Pepi Litman Male Impersonator Ukrainian City Born May 2026
Pepi Litman died in relative obscurity in (some sources say 1937). Her death certificate, filled out by a clerk who didn’t understand her, likely listed her profession as “actress”—a final misgendering by a bureaucracy that couldn’t see the king for the queen.
The chaos of the 1905 Russian Revolution and escalating pogroms in Ukraine sent Litman west. She joined the great migration of Yiddish talent, eventually landing in New York City’s Second Avenue—the "Yiddish Rialto." By the 1910s and 1920s, she was a headliner at the Hopkins Theatre and the National Theatre. pepi litman male impersonator ukrainian city born
With slicked-back hair, a painted-on mustache that became her trademark, and a three-piece suit tailored to hug her slender frame, Litman exuded a swagger that made real men jealous and women swoon.
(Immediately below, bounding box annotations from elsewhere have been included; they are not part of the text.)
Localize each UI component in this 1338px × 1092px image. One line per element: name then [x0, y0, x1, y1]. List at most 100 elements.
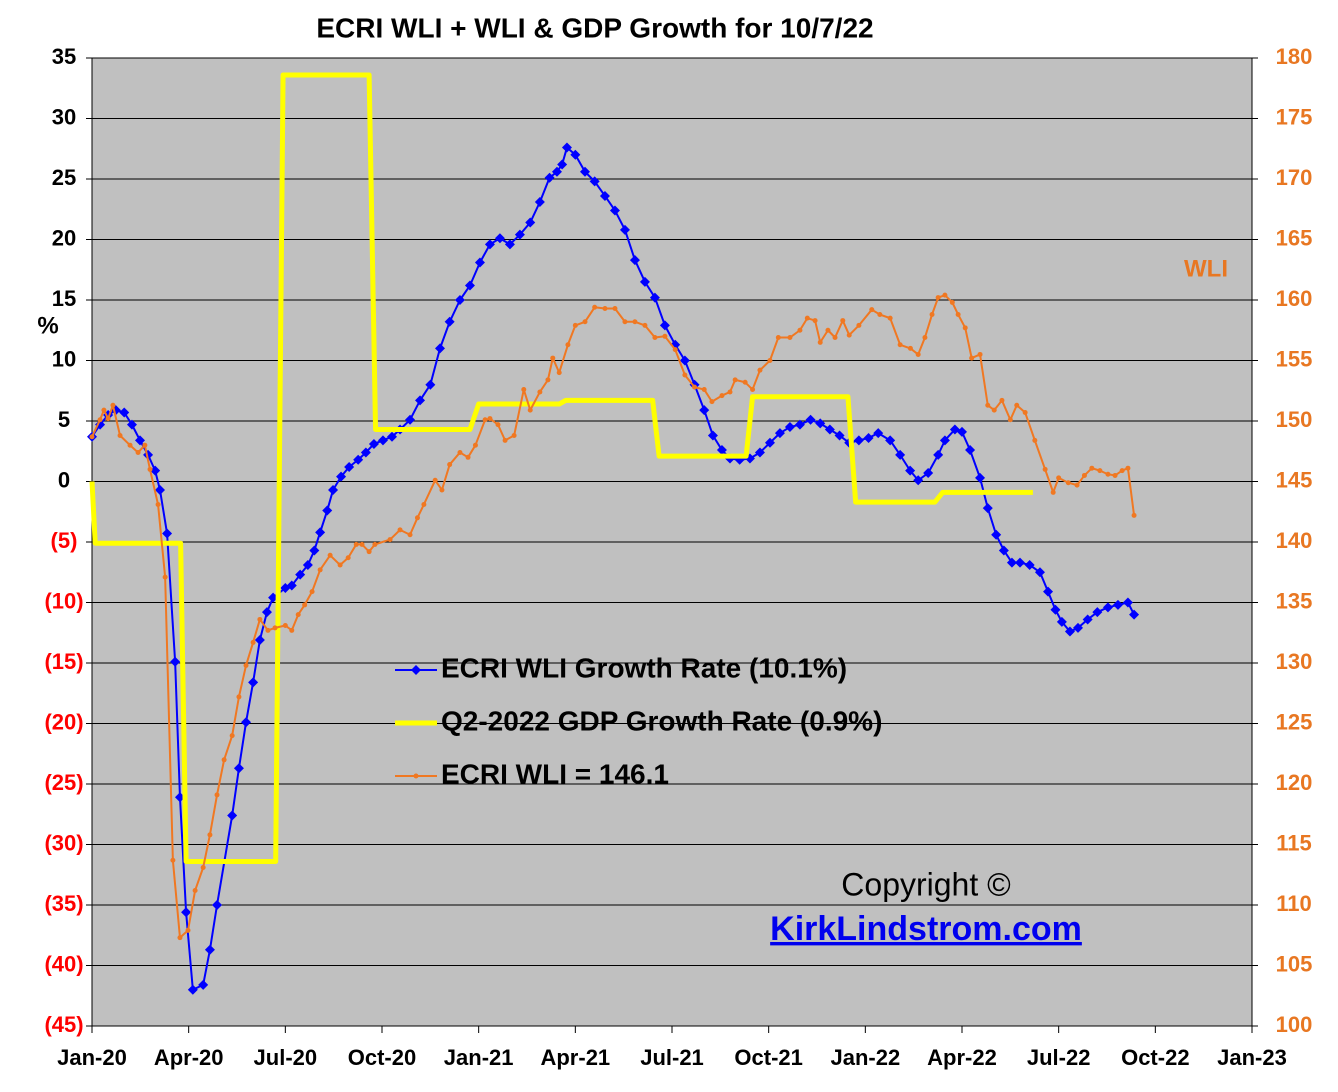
data-point [887, 315, 893, 321]
data-point [998, 545, 1009, 556]
data-point [302, 559, 313, 570]
data-point [233, 763, 244, 774]
data-point [922, 335, 928, 341]
data-point [1122, 597, 1133, 608]
y-tick-label: (20) [44, 709, 83, 734]
data-point [432, 477, 438, 483]
data-point [1074, 482, 1080, 488]
data-point [397, 527, 403, 533]
y2-tick-label: 180 [1276, 44, 1313, 69]
data-point [913, 475, 924, 486]
data-point [439, 487, 445, 493]
x-tick-label: Apr-21 [540, 1045, 610, 1070]
website[interactable]: KirkLindstrom.com [770, 910, 1082, 948]
data-point [699, 405, 710, 416]
data-point [957, 426, 967, 437]
data-point [832, 335, 838, 341]
x-tick-label: Jan-21 [444, 1045, 514, 1070]
data-point [942, 292, 948, 298]
data-point [982, 503, 993, 514]
data-point [863, 432, 874, 443]
data-point [484, 239, 495, 250]
y2-tick-label: 155 [1276, 346, 1313, 371]
data-point [289, 627, 295, 633]
data-point [551, 166, 562, 177]
data-point [1097, 468, 1103, 474]
data-point [1125, 465, 1131, 471]
data-point [1112, 599, 1123, 610]
data-point [662, 333, 668, 339]
data-point [101, 407, 107, 413]
data-point [682, 372, 688, 378]
data-point [309, 589, 315, 595]
data-point [985, 402, 991, 408]
data-point [885, 435, 896, 446]
data-point [716, 445, 727, 456]
data-point [377, 435, 388, 446]
y-tick-label: (25) [44, 770, 83, 795]
data-point [534, 196, 545, 207]
x-tick-label: Oct-22 [1121, 1045, 1189, 1070]
x-tick-label: Apr-20 [154, 1045, 224, 1070]
y2-tick-label: 145 [1276, 467, 1313, 492]
data-point [787, 335, 793, 341]
data-point [537, 389, 543, 395]
data-point [336, 471, 347, 482]
data-point [923, 468, 934, 479]
data-point [873, 428, 884, 439]
data-point [227, 810, 238, 821]
data-point [135, 449, 141, 455]
data-point [147, 466, 153, 472]
data-point [127, 442, 133, 448]
data-point [609, 205, 620, 216]
data-point [1131, 512, 1137, 518]
data-point [150, 465, 161, 476]
data-point [511, 433, 517, 439]
data-point [846, 332, 852, 338]
data-point [869, 307, 875, 313]
data-point [619, 224, 630, 235]
data-point [1092, 607, 1103, 618]
data-point [1015, 557, 1025, 568]
data-point [797, 327, 803, 333]
data-point [286, 580, 297, 591]
data-point [214, 792, 220, 798]
data-point [991, 529, 1002, 540]
data-point [97, 417, 103, 423]
y-tick-label: (45) [44, 1012, 83, 1037]
data-point [897, 342, 903, 348]
data-point [933, 449, 944, 460]
data-point [1042, 466, 1048, 472]
data-point [935, 295, 941, 301]
data-point [1007, 417, 1013, 423]
data-point [1112, 472, 1118, 478]
data-point [1102, 602, 1113, 613]
y-tick-label: (10) [44, 588, 83, 613]
data-point [1050, 489, 1056, 495]
x-tick-label: Oct-21 [734, 1045, 802, 1070]
data-point [642, 322, 648, 328]
data-point [359, 541, 365, 547]
data-point [322, 505, 333, 516]
data-point [185, 927, 191, 933]
data-point [599, 190, 610, 201]
data-point [612, 305, 618, 311]
y2-tick-label: 150 [1276, 407, 1313, 432]
y2-tick-label: 115 [1276, 830, 1312, 855]
data-point [840, 318, 846, 324]
data-point [415, 395, 426, 406]
data-point [929, 312, 935, 318]
data-point [407, 532, 413, 538]
data-point [257, 616, 263, 622]
data-point [545, 377, 551, 383]
data-point [372, 541, 378, 547]
data-point [177, 935, 183, 941]
data-point [368, 438, 379, 449]
data-point [589, 176, 600, 187]
data-point [602, 305, 608, 311]
y-tick-label: 5 [58, 407, 70, 432]
data-point [495, 422, 501, 428]
x-tick-label: Jan-22 [830, 1045, 900, 1070]
data-point [387, 537, 393, 543]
Critics of the day marveled that she was a better lover on stage than any male actor. She sang baritone love songs with a throaty, passionate growl. When she kissed her female co-stars (usually the famous prima donna Yetta Zwerling), the electricity was palpable. Pepi Litman died in relative obscurity in (some
Born into a poor, religiously orthodox family, Litman’s birth name was probably Perel, but the rigid confines of the shtetl could not hold her. Legend holds that as a child, she was captivated by the traveling Purim players—the Purimshpil —where men traditionally played female roles. Litman saw the loophole: if a man could be a woman, why couldn’t a woman be a man? By her early teens, she had run away to join a wandering Yiddish theater troupe, cutting her hair, binding her chest, and stepping into trousers for the first time. She joined the great migration of Yiddish talent,
Biographers and Yiddish scholars have long debated Litman’s private identity. Was she a lesbian in a time before that word was public? A transgender man surviving without the language of transition? A businesswoman exploiting the only gimmick that would pay? The record is hazy. She married once, briefly, to a man—a marriage that ended almost immediately. For most of her life, she lived with a series of female “roommates,” which in Yiddish theater circles was an open secret. She was likely a butch lesbian or a trans masculine figure who found her truest expression in the footlights.